Soon after the diagnosis, a typical day for Wilson included all the regular studying and running around that high schoolers do, but in addition, she was required to care for her mother at home, get her younger sister ready for school, run errands, do laundry and cook meals for the family, as well as keep track of her mom's medications.

"I really wanted to have a social life, but I knew I couldn't in my situation," she said.

Wilson had to focus on motivating herself to get things done as well as try to maintain the dignity of a normal teenager.

"Emotionally and physically, it was a very difficult for Elaine," said Bingham High School Principal Jo Jolley. Through it all, Jolley said, Wilson maintained a 3.9 grade point average and scored high on the ACT. She has also remained active with the Peer Leadership Team, yearbook staff and basketball team, as manager. In addition, she is involved in church service.

In October 2007, Wilson's mother, who had initially been given a few months to live, passed away. She had fought through an entire year of lung cancer and in so doing had become an inspiration to her daughter.

"I want to remember everything she's taught me because I'm so proud to be her daughter. I'm so proud she fought cancer for a whole year to stay at home and to be my mom," Wilson said. Having gone from thinking "it would all pass" and that her mom would get better, to losing her, the high school senior was forced to grow up fast.

Wilson will attend Brigham Young University-Idaho this fall, hoping to study business and interior design. Jolley said the teen is entirely prepared for what she'll find as she begins a life of her own.

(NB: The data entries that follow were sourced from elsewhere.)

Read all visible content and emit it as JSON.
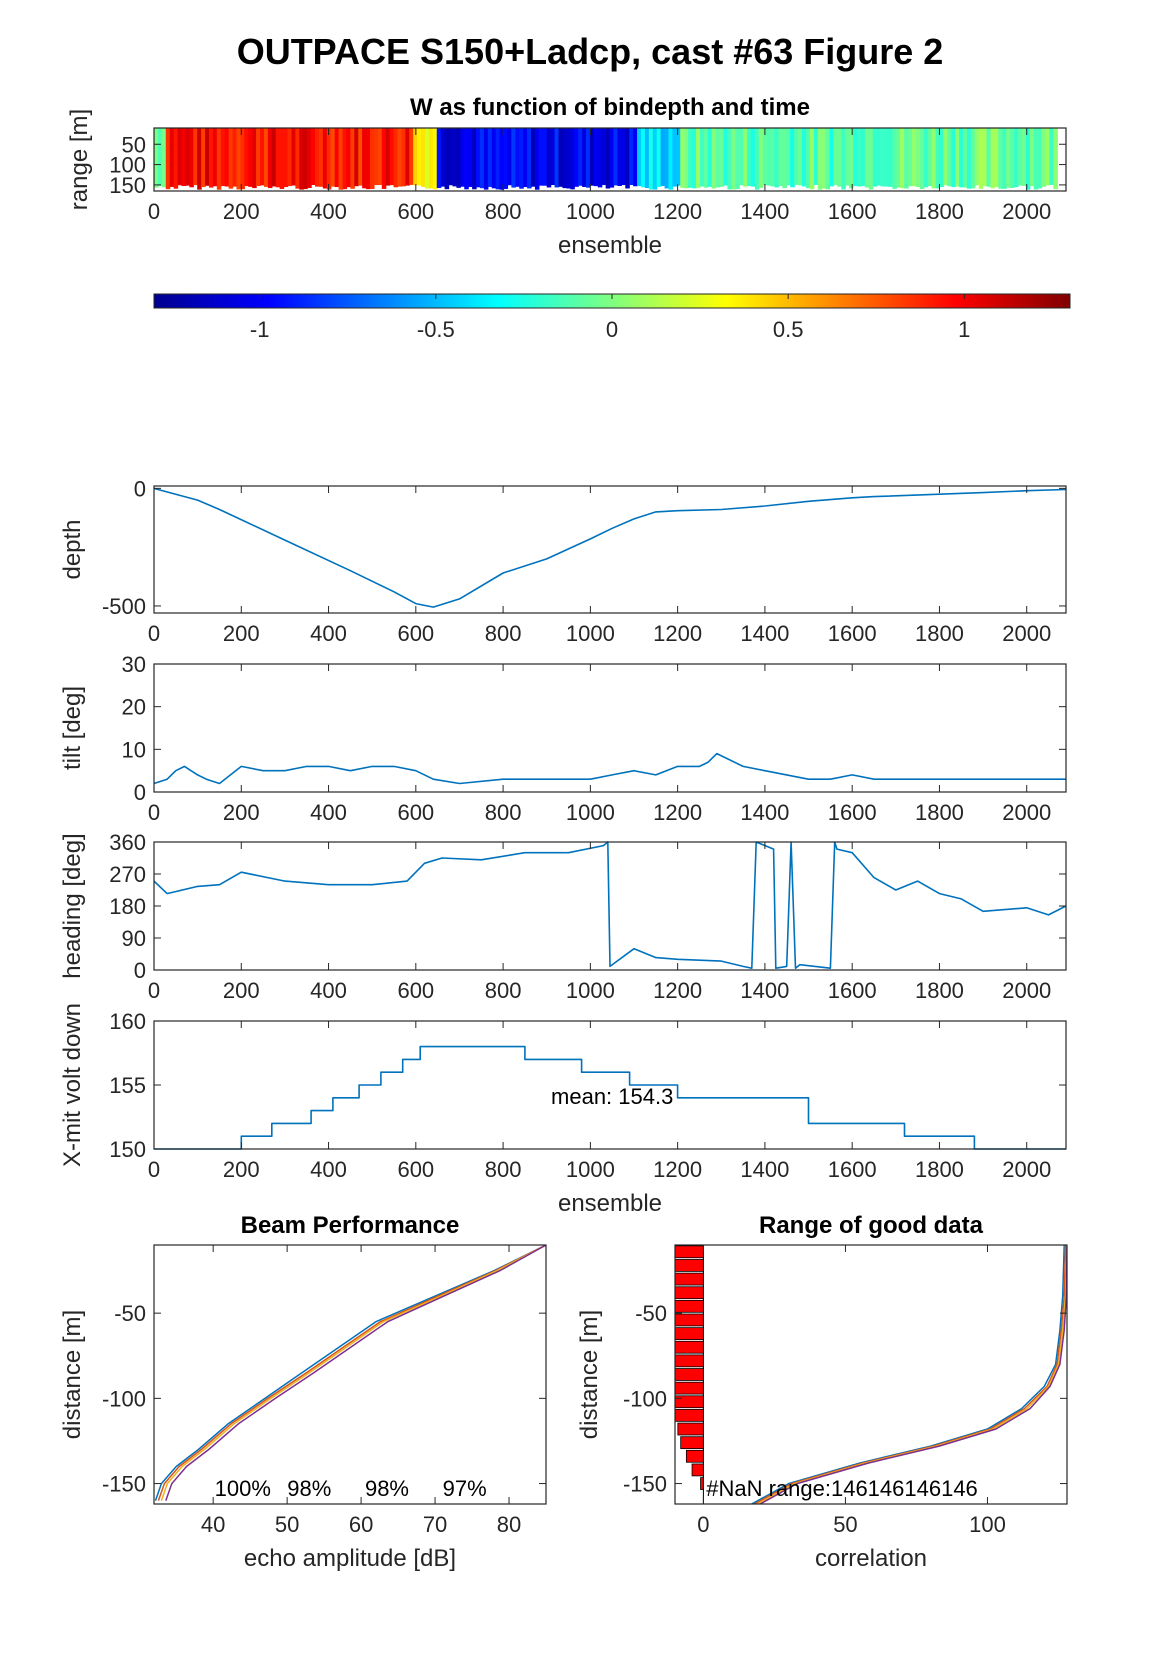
{
  "figure": {
    "title": "OUTPACE S150+Ladcp, cast #63 Figure 2"
  },
  "colors": {
    "line": "#0072BD",
    "beam_lines": [
      "#0072BD",
      "#D95319",
      "#EDB120",
      "#7E2F8E"
    ],
    "nan_bars": "#FF0000"
  },
  "chart_data": [
    {
      "id": "w-panel",
      "type": "heatmap",
      "title": "W as function of bindepth and time",
      "xlabel": "ensemble",
      "ylabel": "range [m]",
      "xlim": [
        0,
        2090
      ],
      "ylim": [
        10,
        165
      ],
      "y_reversed": true,
      "xticks": [
        "0",
        "200",
        "400",
        "600",
        "800",
        "1000",
        "1200",
        "1400",
        "1600",
        "1800",
        "2000"
      ],
      "yticks": [
        "50",
        "100",
        "150"
      ],
      "colorbar": {
        "range": [
          -1.3,
          1.3
        ],
        "ticks": [
          "-1",
          "-0.5",
          "0",
          "0.5",
          "1"
        ]
      },
      "w_segments": [
        {
          "x": [
            0,
            20
          ],
          "w": 0.0
        },
        {
          "x": [
            20,
            90
          ],
          "w": 1.0
        },
        {
          "x": [
            90,
            590
          ],
          "w": 0.95
        },
        {
          "x": [
            590,
            640
          ],
          "w": 0.4
        },
        {
          "x": [
            640,
            1100
          ],
          "w": -1.0
        },
        {
          "x": [
            1100,
            1200
          ],
          "w": -0.4
        },
        {
          "x": [
            1200,
            1600
          ],
          "w": -0.1
        },
        {
          "x": [
            1600,
            2070
          ],
          "w": -0.05
        }
      ]
    },
    {
      "id": "depth-panel",
      "type": "line",
      "ylabel": "depth",
      "xlim": [
        0,
        2090
      ],
      "ylim": [
        -530,
        10
      ],
      "xticks": [
        "0",
        "200",
        "400",
        "600",
        "800",
        "1000",
        "1200",
        "1400",
        "1600",
        "1800",
        "2000"
      ],
      "yticks": [
        "0",
        "-500"
      ],
      "x": [
        0,
        40,
        100,
        150,
        300,
        450,
        550,
        600,
        640,
        700,
        800,
        900,
        1000,
        1050,
        1100,
        1150,
        1200,
        1300,
        1400,
        1500,
        1600,
        1650,
        1800,
        1900,
        2000,
        2090
      ],
      "y": [
        0,
        -20,
        -50,
        -90,
        -220,
        -350,
        -440,
        -490,
        -505,
        -470,
        -360,
        -300,
        -215,
        -170,
        -130,
        -100,
        -95,
        -90,
        -75,
        -55,
        -40,
        -35,
        -25,
        -18,
        -10,
        -5
      ]
    },
    {
      "id": "tilt-panel",
      "type": "line",
      "ylabel": "tilt [deg]",
      "xlim": [
        0,
        2090
      ],
      "ylim": [
        0,
        30
      ],
      "xticks": [
        "0",
        "200",
        "400",
        "600",
        "800",
        "1000",
        "1200",
        "1400",
        "1600",
        "1800",
        "2000"
      ],
      "yticks": [
        "0",
        "10",
        "20",
        "30"
      ],
      "x": [
        0,
        30,
        50,
        70,
        100,
        120,
        150,
        200,
        250,
        300,
        350,
        400,
        450,
        500,
        550,
        600,
        640,
        700,
        800,
        900,
        1000,
        1050,
        1100,
        1150,
        1200,
        1250,
        1270,
        1290,
        1350,
        1400,
        1500,
        1550,
        1600,
        1650,
        1700,
        1800,
        1900,
        2000,
        2090
      ],
      "y": [
        2,
        3,
        5,
        6,
        4,
        3,
        2,
        6,
        5,
        5,
        6,
        6,
        5,
        6,
        6,
        5,
        3,
        2,
        3,
        3,
        3,
        4,
        5,
        4,
        6,
        6,
        7,
        9,
        6,
        5,
        3,
        3,
        4,
        3,
        3,
        3,
        3,
        3,
        3
      ]
    },
    {
      "id": "heading-panel",
      "type": "line",
      "ylabel": "heading [deg]",
      "xlim": [
        0,
        2090
      ],
      "ylim": [
        0,
        360
      ],
      "xticks": [
        "0",
        "200",
        "400",
        "600",
        "800",
        "1000",
        "1200",
        "1400",
        "1600",
        "1800",
        "2000"
      ],
      "yticks": [
        "0",
        "90",
        "180",
        "270",
        "360"
      ],
      "x": [
        0,
        30,
        100,
        150,
        200,
        300,
        400,
        500,
        580,
        620,
        660,
        750,
        850,
        950,
        1030,
        1040,
        1045,
        1100,
        1150,
        1200,
        1300,
        1350,
        1370,
        1380,
        1420,
        1425,
        1450,
        1460,
        1470,
        1480,
        1550,
        1560,
        1565,
        1600,
        1650,
        1700,
        1750,
        1800,
        1850,
        1900,
        2000,
        2050,
        2090
      ],
      "y": [
        250,
        215,
        235,
        240,
        275,
        250,
        240,
        240,
        250,
        300,
        315,
        310,
        330,
        330,
        350,
        360,
        10,
        60,
        35,
        30,
        25,
        10,
        5,
        360,
        340,
        5,
        10,
        360,
        5,
        15,
        5,
        360,
        340,
        330,
        260,
        225,
        250,
        215,
        200,
        165,
        175,
        155,
        180
      ]
    },
    {
      "id": "volt-panel",
      "type": "line",
      "ylabel": "X-mit volt down",
      "xlabel": "ensemble",
      "xlim": [
        0,
        2090
      ],
      "ylim": [
        150,
        160
      ],
      "xticks": [
        "0",
        "200",
        "400",
        "600",
        "800",
        "1000",
        "1200",
        "1400",
        "1600",
        "1800",
        "2000"
      ],
      "yticks": [
        "150",
        "155",
        "160"
      ],
      "annotation": "mean: 154.3",
      "x": [
        0,
        200,
        200,
        270,
        270,
        360,
        360,
        410,
        410,
        470,
        470,
        520,
        520,
        570,
        570,
        610,
        610,
        850,
        850,
        980,
        980,
        1090,
        1090,
        1200,
        1200,
        1500,
        1500,
        1720,
        1720,
        1880,
        1880,
        2090
      ],
      "y": [
        150,
        150,
        151,
        151,
        152,
        152,
        153,
        153,
        154,
        154,
        155,
        155,
        156,
        156,
        157,
        157,
        158,
        158,
        157,
        157,
        156,
        156,
        155,
        155,
        154,
        154,
        152,
        152,
        151,
        151,
        150,
        150
      ]
    },
    {
      "id": "beam-panel",
      "type": "line",
      "title": "Beam Performance",
      "xlabel": "echo amplitude [dB]",
      "ylabel": "distance [m]",
      "xlim": [
        32,
        85
      ],
      "ylim": [
        -162,
        -10
      ],
      "xticks": [
        "40",
        "50",
        "60",
        "70",
        "80"
      ],
      "yticks": [
        "-50",
        "-100",
        "-150"
      ],
      "annotations": [
        "100%",
        "98%",
        "98%",
        "97%"
      ],
      "series": [
        {
          "x": [
            32.2,
            33.0,
            35.0,
            38.0,
            42.0,
            47.0,
            52.0,
            57.0,
            62.0,
            70.0,
            78.0,
            85.0
          ],
          "y": [
            -160,
            -150,
            -140,
            -130,
            -115,
            -100,
            -85,
            -70,
            -55,
            -40,
            -25,
            -10
          ]
        },
        {
          "x": [
            32.6,
            33.4,
            35.4,
            38.4,
            42.4,
            47.4,
            52.6,
            57.6,
            62.6,
            70.4,
            78.2,
            85.0
          ],
          "y": [
            -160,
            -150,
            -140,
            -130,
            -115,
            -100,
            -85,
            -70,
            -55,
            -40,
            -25,
            -10
          ]
        },
        {
          "x": [
            33.0,
            33.8,
            35.8,
            38.8,
            42.8,
            47.8,
            53.0,
            58.0,
            63.0,
            70.8,
            78.4,
            85.0
          ],
          "y": [
            -160,
            -150,
            -140,
            -130,
            -115,
            -100,
            -85,
            -70,
            -55,
            -40,
            -25,
            -10
          ]
        },
        {
          "x": [
            33.6,
            34.4,
            36.4,
            39.4,
            43.4,
            48.4,
            53.6,
            58.6,
            63.6,
            71.2,
            78.8,
            85.0
          ],
          "y": [
            -160,
            -150,
            -140,
            -130,
            -115,
            -100,
            -85,
            -70,
            -55,
            -40,
            -25,
            -10
          ]
        }
      ]
    },
    {
      "id": "range-panel",
      "type": "line",
      "title": "Range of good data",
      "xlabel": "correlation",
      "ylabel": "distance [m]",
      "xlim": [
        -10,
        128
      ],
      "ylim": [
        -162,
        -10
      ],
      "xticks": [
        "0",
        "50",
        "100"
      ],
      "yticks": [
        "-50",
        "-100",
        "-150"
      ],
      "annotation": "#NaN range:146146146146",
      "nan_bars": {
        "y": [
          -14,
          -22,
          -30,
          -38,
          -46,
          -54,
          -62,
          -70,
          -78,
          -86,
          -94,
          -102,
          -110,
          -118,
          -126,
          -134,
          -142,
          -150
        ],
        "length": [
          -10,
          -10,
          -10,
          -10,
          -10,
          -10,
          -10,
          -10,
          -10,
          -10,
          -10,
          -10,
          -10,
          -9,
          -8,
          -6,
          -4,
          -1
        ]
      },
      "series": [
        {
          "x": [
            17,
            30,
            55,
            80,
            100,
            112,
            120,
            124,
            125.5,
            126.5,
            127
          ],
          "y": [
            -162,
            -150,
            -138,
            -128,
            -118,
            -106,
            -93,
            -80,
            -60,
            -40,
            -10
          ]
        },
        {
          "x": [
            18,
            31,
            56,
            81,
            101,
            113,
            121,
            124.5,
            126,
            127,
            127.5
          ],
          "y": [
            -162,
            -150,
            -138,
            -128,
            -118,
            -106,
            -93,
            -80,
            -60,
            -40,
            -10
          ]
        },
        {
          "x": [
            19,
            32,
            57,
            82,
            102,
            114,
            121.5,
            125,
            126.5,
            127.5,
            128
          ],
          "y": [
            -162,
            -150,
            -138,
            -128,
            -118,
            -106,
            -93,
            -80,
            -60,
            -40,
            -10
          ]
        },
        {
          "x": [
            20,
            33,
            58,
            83,
            103,
            115,
            122,
            125.5,
            127,
            127.8,
            128
          ],
          "y": [
            -162,
            -150,
            -138,
            -128,
            -118,
            -106,
            -93,
            -80,
            -60,
            -40,
            -10
          ]
        }
      ]
    }
  ]
}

"She knows that to attend college and follow her dream and the dream of her mother, it is entirely up to her," Jolley wrote in a scholarship reference letter. "It will be hard for her to leave her sister, but she knows she must achieve the college degree and is willing to do what she must to accomplish her goal."

Although life as she knew it changed during her junior year, Elaine Wilson is determined to make the most of whatever life throws at her and her family.

"There aren't many kids who have gone through what we have," she said.

The circumstances brought the family closer and she's anxious to see how summer goes. Wilson was able to reinvent her senior year after her mother died, as the experience taught her to rely on family and the things she loved. Approaching her high school graduation, which she knows will be one of the most important and exciting days of her life, Wilson feels that everything she went through only made her stronger and prepared her for what is to come.

"It's not like I'm grateful for the things that happened," she said. "But I'm grateful for the experiences I have had, and that I have been able to learn from this, and that I'll be able to take what I've learned to college and be a better person, hopefully, because of it."